The KOOS did not show a between-group difference at 12 months when the participants with traumatic meniscus tears were compared to those with nontraumatic tears. These results were supported by the secondary outcomes. Both the participants in the surgery or exercise groups had clinically relevant improvements. These results indicate that the meniscus tear treatment choices do not have to be changed with different types of tear etiology.
A sensitivity analysis was conducted to exclude the traumatic meniscus tears sustained during a specific incident from those developed gradually. This was done since there is no consensus about the definition of a traumatic meniscus tear and the tears sustained during minor trauma may respond differently than those sustained during a violent trauma. While this is valuable to test the robustness of the results of the primary analysis, this in turn decreases the number of participants analyzed.
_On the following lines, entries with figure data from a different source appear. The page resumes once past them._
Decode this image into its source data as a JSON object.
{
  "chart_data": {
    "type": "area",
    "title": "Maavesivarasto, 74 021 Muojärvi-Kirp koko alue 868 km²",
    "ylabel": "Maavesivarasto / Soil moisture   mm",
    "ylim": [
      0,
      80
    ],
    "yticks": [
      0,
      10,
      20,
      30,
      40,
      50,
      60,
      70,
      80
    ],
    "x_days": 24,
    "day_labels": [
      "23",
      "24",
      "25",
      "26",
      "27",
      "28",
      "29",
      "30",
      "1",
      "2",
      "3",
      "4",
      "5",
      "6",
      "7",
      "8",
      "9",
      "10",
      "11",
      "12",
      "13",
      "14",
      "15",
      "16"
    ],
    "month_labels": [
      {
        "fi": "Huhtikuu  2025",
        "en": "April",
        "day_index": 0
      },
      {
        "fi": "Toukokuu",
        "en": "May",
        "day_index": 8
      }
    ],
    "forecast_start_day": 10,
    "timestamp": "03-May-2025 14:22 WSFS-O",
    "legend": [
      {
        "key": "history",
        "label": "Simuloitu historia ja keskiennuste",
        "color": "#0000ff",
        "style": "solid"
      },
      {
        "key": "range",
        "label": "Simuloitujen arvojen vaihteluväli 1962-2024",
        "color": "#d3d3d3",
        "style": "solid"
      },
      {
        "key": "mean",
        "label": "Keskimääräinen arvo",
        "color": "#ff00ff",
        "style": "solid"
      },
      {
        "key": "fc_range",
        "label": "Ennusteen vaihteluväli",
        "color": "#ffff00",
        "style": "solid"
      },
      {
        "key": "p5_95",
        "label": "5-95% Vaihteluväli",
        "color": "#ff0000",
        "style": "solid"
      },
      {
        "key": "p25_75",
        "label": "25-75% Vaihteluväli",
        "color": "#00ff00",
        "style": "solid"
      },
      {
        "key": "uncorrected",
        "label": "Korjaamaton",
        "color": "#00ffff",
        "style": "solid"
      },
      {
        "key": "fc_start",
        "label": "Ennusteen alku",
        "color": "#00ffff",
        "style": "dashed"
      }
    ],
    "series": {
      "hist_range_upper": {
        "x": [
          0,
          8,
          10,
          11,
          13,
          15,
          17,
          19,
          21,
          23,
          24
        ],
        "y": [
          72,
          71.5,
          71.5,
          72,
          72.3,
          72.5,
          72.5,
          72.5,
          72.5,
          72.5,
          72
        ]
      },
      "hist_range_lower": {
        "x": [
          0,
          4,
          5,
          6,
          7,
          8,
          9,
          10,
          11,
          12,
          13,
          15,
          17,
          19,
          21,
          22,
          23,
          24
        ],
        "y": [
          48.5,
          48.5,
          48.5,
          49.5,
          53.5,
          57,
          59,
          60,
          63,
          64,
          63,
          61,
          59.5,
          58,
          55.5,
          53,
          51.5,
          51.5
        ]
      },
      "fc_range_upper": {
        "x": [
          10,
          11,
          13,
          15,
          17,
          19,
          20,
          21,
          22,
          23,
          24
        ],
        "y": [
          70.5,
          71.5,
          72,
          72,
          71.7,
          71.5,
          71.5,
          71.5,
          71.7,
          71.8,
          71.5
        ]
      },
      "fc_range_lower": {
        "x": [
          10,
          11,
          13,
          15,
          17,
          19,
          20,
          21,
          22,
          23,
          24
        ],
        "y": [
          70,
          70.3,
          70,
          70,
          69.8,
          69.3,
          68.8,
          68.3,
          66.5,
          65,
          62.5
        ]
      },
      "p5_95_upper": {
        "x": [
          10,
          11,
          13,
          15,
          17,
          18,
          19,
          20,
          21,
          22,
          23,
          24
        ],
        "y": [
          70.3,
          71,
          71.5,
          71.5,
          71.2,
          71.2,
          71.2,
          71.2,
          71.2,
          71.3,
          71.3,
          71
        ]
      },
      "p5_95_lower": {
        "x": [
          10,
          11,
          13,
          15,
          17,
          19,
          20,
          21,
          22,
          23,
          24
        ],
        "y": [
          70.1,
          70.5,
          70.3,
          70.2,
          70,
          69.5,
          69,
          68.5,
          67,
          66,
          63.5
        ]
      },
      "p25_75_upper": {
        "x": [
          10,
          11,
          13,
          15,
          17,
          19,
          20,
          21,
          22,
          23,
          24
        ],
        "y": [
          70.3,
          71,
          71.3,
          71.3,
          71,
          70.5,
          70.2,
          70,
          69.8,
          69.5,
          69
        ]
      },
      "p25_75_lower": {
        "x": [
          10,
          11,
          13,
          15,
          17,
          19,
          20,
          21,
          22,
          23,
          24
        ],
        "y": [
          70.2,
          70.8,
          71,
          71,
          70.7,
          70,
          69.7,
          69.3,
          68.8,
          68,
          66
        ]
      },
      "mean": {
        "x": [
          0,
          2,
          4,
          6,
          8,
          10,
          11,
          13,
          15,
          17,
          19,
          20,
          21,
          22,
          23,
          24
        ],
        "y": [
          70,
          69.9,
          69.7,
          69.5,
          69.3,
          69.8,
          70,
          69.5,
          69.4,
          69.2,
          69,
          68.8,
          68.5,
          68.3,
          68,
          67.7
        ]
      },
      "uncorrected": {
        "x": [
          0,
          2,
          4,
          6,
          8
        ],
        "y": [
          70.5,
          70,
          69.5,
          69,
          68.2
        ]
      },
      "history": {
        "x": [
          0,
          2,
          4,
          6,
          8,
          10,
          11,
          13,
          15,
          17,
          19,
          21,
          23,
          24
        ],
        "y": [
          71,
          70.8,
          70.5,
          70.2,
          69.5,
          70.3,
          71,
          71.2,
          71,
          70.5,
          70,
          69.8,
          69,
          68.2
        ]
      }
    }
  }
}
This may limit the conclusions.
Next to the intention-to-treat analysis, a per-protocol analysis was conducted to know whether differences in results emerged when considering the participants who had crossed over to surgery or did not participate in enough exercise sessions. In the per-protocol analysis patients randomized to exercise therapy were excluded if they participated in 17 or fewer of 24 exercise sessions (n=15) or crossed over to surgery (n=16) and the patients in the surgery group were excluded if not having surgery (n=8). This per-protocol analysis revealed no differences from the intention-to-treat analysis.
The activities of daily living subscale of the KOOS questionnaire was not used in this trial, since it was reported to be not sensitive in a young study population. The minimally clinically important difference (MCID) was set at 10 points per subscale for defining a relevant improvement on the KOOS questionnaire. Importantly, this study only defined relevant differences when the 95% confidence interval did not include values below the MCID. Although this is a good approach, it may not be forgotten that this remains an exploratory analysis implying that the statistical power obtained from the original DREAM study was not valid to make conclusions for this study. As such, the results can give directions to future research but should be further confirmed first.
Therefore, the two WOMET subscales and the KOOS sports and recreational activities subscales seemed to favor surgery for traumatic meniscus tears, however, the confidence intervals were wide and non-significant, may have another result in a fully powered RCT. When the power is obtained to test this specifically, the conclusions of this exploratory analysis might change. Therefore, the results from this study can give direction, but can not be used as hard evidence until these are confirmed in the future. On the other hand, the results from this exploratory analysis confirmed the STARR trial results where arthroscopic partial meniscectomy was compared to exercise therapy in adults from 18-45 years.
The results indicate that discussing whether or not to opt for surgery can be useful. Yet, in clinical practice, I find that many people immediately prefer surgery. The case for exercise therapy as the primary treatment choice may not yet be entirely conclusive, but the results of this study may help change the narrative.
Whether a meniscus tear originates from a traumatic event or develops gradually over time, the improvements from surgery or exercise therapy are similar. Thus, It is unnecessary to differentiate the treatment based on the meniscus tear etiology. This resulted from an exploratory analysis of the DREAM trial, which earlier confirmed that no difference in knee outcomes was seen in young individuals whether surgery or exercise was prescribed. This suggests that surgery and exercise therapy are reasonable treatment strategies for both types of meniscus tears, but also that symptom onset should not be the main driver of which treatment to opt for.